You’re not alone. For many, life is viewed with a “pre-Elephunk/post-Elephunk” mindset, but not for the positive reasons you suggest. It’s beyond selling out, I’m pretty certain the Black Eyed Peas also cut a deal with Satan. It’s hard to mention BEP and not immediately follow with the word “suck,” yet here we are.
I was amazed during the halftime show to learn that two of the members actually have names. I always thought it was will.i.am, Fergie and the two guys who must have blackmail on them. One’s named Taboo, the other is apl.de.ap — and I know what you’re thinking, gett.hefuc.kouto.fhere.
The Black Eyed Peas — break them down: piece by piece, talent for talent. Not a pretty sight. We haven’t voted them off the island yet and we should have voted them off a long time ago. Fergie’s pipes are undeniable and she’s unquestionably the best voice in the group, but that’s a lot like ordering the most healthy option at McDonald’s or contracting the least contagious sexually transmitted disease.
When new television sales spiked a few years ago, many attributed it to the public converting to flat screens, not Pepsi’s commercial comparing wil.i.am to Bob Dylan. For many of us on the fence with new technology, resisting the urge to throw something at the old TV became less of an issue when the prices came down, and Pepsi continued to run the ad.
That said, these fuckers put out some catchy music.

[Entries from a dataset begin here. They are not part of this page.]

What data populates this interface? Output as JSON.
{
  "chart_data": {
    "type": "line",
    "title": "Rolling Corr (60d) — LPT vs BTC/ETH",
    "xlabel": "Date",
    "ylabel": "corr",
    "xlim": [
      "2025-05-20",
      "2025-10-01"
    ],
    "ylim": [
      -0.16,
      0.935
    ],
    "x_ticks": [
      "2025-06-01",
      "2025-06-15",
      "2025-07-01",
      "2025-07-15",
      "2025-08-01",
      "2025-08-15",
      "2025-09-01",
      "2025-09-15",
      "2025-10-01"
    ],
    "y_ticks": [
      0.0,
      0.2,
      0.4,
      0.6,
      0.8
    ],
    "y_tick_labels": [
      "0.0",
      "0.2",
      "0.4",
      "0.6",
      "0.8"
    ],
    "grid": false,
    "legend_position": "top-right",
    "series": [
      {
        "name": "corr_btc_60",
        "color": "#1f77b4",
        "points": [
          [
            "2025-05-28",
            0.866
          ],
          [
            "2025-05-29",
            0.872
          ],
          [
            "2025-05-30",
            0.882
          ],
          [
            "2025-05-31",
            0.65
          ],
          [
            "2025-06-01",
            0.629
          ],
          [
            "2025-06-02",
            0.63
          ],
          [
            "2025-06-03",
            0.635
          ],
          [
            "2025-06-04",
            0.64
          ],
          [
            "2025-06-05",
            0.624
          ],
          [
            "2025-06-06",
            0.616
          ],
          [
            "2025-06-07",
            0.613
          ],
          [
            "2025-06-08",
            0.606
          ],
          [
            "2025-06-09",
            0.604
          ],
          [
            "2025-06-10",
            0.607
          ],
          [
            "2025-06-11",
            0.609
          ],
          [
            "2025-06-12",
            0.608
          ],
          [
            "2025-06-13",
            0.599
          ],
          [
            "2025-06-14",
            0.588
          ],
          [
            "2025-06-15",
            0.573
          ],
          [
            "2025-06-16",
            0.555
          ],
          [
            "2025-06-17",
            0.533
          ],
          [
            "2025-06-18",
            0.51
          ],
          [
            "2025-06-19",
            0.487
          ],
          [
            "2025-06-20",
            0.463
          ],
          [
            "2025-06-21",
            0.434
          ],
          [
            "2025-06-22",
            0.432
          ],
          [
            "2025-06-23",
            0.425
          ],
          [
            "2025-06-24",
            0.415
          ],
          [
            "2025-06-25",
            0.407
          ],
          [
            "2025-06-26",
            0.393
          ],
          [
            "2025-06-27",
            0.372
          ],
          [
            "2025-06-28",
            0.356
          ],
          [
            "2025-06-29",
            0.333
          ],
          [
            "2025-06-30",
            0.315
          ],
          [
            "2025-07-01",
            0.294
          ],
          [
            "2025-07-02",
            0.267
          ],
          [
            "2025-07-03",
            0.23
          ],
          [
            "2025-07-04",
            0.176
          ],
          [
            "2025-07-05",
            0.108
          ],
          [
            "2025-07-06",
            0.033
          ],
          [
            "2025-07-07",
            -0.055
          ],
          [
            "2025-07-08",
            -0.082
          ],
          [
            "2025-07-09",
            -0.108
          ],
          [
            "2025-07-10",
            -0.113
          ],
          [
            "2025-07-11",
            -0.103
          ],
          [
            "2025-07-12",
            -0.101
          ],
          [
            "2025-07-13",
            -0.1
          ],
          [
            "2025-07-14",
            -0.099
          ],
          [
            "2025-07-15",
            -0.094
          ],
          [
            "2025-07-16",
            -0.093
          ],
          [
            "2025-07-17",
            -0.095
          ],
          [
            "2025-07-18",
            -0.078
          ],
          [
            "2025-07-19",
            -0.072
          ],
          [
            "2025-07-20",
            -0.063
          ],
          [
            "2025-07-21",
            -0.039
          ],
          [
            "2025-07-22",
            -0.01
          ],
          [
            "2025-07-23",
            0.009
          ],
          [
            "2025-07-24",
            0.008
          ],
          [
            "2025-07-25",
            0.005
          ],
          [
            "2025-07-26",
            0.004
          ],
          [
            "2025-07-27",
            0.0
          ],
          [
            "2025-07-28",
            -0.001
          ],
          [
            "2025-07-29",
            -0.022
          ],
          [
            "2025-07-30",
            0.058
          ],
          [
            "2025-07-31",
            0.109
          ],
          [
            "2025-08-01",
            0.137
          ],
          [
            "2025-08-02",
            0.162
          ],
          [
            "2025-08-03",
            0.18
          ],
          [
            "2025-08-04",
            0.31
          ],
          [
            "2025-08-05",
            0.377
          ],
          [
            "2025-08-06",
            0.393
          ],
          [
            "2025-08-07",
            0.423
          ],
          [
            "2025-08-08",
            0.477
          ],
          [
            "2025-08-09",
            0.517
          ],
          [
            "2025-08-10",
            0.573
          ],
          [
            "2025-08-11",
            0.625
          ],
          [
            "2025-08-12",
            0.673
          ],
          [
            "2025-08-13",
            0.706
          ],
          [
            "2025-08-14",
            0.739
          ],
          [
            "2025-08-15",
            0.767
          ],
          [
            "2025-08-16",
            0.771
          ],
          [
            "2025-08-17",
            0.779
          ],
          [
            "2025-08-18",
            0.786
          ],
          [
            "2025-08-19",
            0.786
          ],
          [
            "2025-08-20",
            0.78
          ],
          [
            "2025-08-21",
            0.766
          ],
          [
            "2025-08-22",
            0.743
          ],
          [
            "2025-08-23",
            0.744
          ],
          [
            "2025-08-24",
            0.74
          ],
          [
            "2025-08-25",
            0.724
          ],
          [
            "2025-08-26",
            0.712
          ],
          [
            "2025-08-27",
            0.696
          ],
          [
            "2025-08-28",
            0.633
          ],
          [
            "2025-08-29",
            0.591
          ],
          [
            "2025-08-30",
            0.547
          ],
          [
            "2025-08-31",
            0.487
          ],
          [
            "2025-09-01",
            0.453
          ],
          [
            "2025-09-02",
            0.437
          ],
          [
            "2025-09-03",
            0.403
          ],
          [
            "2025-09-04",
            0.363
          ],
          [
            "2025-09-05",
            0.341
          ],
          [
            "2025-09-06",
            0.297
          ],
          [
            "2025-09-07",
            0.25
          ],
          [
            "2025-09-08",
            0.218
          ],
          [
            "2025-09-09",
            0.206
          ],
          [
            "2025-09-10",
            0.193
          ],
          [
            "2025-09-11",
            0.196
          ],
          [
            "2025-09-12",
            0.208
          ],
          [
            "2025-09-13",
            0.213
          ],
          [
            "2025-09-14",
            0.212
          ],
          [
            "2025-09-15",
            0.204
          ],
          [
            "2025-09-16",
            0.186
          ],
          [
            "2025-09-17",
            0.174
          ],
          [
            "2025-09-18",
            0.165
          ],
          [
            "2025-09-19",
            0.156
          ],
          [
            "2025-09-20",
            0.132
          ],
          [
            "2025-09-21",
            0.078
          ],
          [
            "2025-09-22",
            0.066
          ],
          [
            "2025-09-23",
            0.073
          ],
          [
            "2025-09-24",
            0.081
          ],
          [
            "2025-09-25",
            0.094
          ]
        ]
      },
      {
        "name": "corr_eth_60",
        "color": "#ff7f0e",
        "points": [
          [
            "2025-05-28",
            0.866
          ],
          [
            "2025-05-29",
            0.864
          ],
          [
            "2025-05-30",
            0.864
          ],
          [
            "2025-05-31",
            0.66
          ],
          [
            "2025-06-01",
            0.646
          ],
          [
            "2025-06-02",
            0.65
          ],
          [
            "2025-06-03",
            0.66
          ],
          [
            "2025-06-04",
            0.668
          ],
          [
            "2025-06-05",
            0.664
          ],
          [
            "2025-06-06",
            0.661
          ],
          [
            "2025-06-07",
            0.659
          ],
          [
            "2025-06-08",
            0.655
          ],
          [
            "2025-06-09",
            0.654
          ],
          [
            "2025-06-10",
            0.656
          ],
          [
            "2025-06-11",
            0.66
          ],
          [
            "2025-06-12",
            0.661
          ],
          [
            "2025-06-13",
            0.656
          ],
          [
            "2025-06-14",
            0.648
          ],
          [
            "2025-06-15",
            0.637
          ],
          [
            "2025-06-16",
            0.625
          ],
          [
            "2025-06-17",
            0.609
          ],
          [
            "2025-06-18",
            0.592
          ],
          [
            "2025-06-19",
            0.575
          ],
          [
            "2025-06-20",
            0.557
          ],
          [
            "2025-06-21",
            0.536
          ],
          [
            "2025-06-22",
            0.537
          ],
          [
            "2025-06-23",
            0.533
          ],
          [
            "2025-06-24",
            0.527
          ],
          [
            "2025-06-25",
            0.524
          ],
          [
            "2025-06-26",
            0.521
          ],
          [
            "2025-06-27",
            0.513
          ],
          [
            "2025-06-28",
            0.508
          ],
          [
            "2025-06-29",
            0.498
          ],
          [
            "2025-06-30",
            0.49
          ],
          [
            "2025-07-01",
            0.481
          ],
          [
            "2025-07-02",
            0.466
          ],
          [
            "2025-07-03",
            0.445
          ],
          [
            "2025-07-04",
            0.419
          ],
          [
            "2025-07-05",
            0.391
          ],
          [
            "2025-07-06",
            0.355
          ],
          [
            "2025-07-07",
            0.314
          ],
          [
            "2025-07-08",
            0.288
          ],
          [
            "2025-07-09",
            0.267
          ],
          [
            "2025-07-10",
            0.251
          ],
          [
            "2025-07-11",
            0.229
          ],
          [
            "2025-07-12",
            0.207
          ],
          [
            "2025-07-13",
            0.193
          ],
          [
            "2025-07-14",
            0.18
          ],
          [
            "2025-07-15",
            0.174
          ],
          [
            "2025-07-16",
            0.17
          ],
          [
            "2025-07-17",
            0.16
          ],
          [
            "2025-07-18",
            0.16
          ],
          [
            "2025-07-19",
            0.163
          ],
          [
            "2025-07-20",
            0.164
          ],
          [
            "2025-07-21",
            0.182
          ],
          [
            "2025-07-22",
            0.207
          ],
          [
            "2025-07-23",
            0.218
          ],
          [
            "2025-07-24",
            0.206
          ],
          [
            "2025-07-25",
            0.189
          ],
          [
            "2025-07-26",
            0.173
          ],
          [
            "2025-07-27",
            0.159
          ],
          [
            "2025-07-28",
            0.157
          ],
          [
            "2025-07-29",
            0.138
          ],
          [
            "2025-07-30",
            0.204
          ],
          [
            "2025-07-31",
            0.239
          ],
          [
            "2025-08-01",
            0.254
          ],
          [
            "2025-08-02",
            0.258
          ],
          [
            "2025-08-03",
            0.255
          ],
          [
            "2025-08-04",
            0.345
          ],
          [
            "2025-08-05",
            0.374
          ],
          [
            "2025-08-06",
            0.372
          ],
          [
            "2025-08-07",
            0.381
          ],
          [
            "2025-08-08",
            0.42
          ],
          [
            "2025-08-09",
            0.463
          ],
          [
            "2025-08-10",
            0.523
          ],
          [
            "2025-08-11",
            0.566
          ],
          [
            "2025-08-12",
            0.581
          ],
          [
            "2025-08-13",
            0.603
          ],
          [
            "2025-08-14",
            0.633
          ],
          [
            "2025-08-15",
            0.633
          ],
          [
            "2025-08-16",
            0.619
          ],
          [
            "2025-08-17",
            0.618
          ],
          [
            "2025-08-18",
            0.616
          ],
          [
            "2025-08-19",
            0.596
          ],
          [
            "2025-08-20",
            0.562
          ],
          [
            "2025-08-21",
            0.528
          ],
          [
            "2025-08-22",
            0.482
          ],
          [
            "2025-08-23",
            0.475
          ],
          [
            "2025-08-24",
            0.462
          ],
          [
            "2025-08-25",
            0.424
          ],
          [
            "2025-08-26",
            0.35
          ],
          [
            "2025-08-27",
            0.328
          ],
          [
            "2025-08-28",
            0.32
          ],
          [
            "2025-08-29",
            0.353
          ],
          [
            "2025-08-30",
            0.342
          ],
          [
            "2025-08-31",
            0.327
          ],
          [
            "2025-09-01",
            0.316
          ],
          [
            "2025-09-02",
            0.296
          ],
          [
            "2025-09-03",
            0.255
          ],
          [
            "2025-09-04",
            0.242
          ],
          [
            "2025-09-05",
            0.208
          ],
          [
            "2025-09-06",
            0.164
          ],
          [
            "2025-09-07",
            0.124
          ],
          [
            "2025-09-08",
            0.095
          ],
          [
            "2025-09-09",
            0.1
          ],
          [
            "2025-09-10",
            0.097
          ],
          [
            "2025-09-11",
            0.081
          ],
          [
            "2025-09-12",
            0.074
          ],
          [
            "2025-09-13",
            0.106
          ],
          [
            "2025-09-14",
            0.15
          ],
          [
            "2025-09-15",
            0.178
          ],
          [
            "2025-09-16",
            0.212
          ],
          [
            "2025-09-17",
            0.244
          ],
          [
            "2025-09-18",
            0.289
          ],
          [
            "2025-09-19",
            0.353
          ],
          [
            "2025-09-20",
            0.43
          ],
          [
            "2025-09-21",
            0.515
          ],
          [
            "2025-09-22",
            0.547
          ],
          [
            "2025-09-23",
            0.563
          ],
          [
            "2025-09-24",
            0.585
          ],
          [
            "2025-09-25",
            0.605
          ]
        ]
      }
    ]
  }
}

Remove the 5th-grade humor from “Let’s Get Retarded” and “Let’s Get it Started” becomes a chorus for a generation. The original approach was retarded, the sound was always there. You have to believe now it’s done on purpose, creating the soundtrack for a fill-in-the-blank ad campaign that will form the beat of yet another wave of existence. Next year, a new theme song. Somehow, tha.tfu.cker manages to cut through the murk and weave a melody that becomes an anthem every 18 months or so and didn’t Bob Dylan do that too? Ugh, it just makes you want to scratch your retinas out.
In terms of suction, the Black Eyed Peas will always be the Rock of Gibraltar. None of this extinguishes the Pentagon’s belief that air-dropping the band in Pakistan would prove a vital weapon in the war against Al-Qaeda, although it may violate the Geneva Convention.
I don’t think I’m going on a limb to say that the reason the halftime show was so poorly received was due to the product on stage — and who didn’t see that coming? Still, it’s the freaking Super Bowl and that only verifies that you’ve made it. Better to be smart than good, catchy enough that you don’t get sick of it even though you never want hear the song again. Some Survivor players succeed not because they’re the best, they know to play the game. There’s a lot of brilliance in that.
Which ads? Any ads? So who should play the halftime show? I think they should hire a DJ.
Make it a surprise. Never announce who’s playing, leak all sorts of misinformation and when halftime comes, David Bowie walks out or Madonna, Garth Brooks, Beyonce and Jay-Z, Metallica, AC/DC, Duran Duran, Katy Perry — maybe Phil Collins with Earth, Wind and Fire. It doesn’t matter, most everyone watching at home is drunk at that point and will be stoked to see Gallagher smash watermelons for 15 minutes. It wasn’t until Michael Jackson performed in 1993 that the Super Bowl halftime show became a major act that needed to be outdone every year. It becomes impossible to exceed expectations.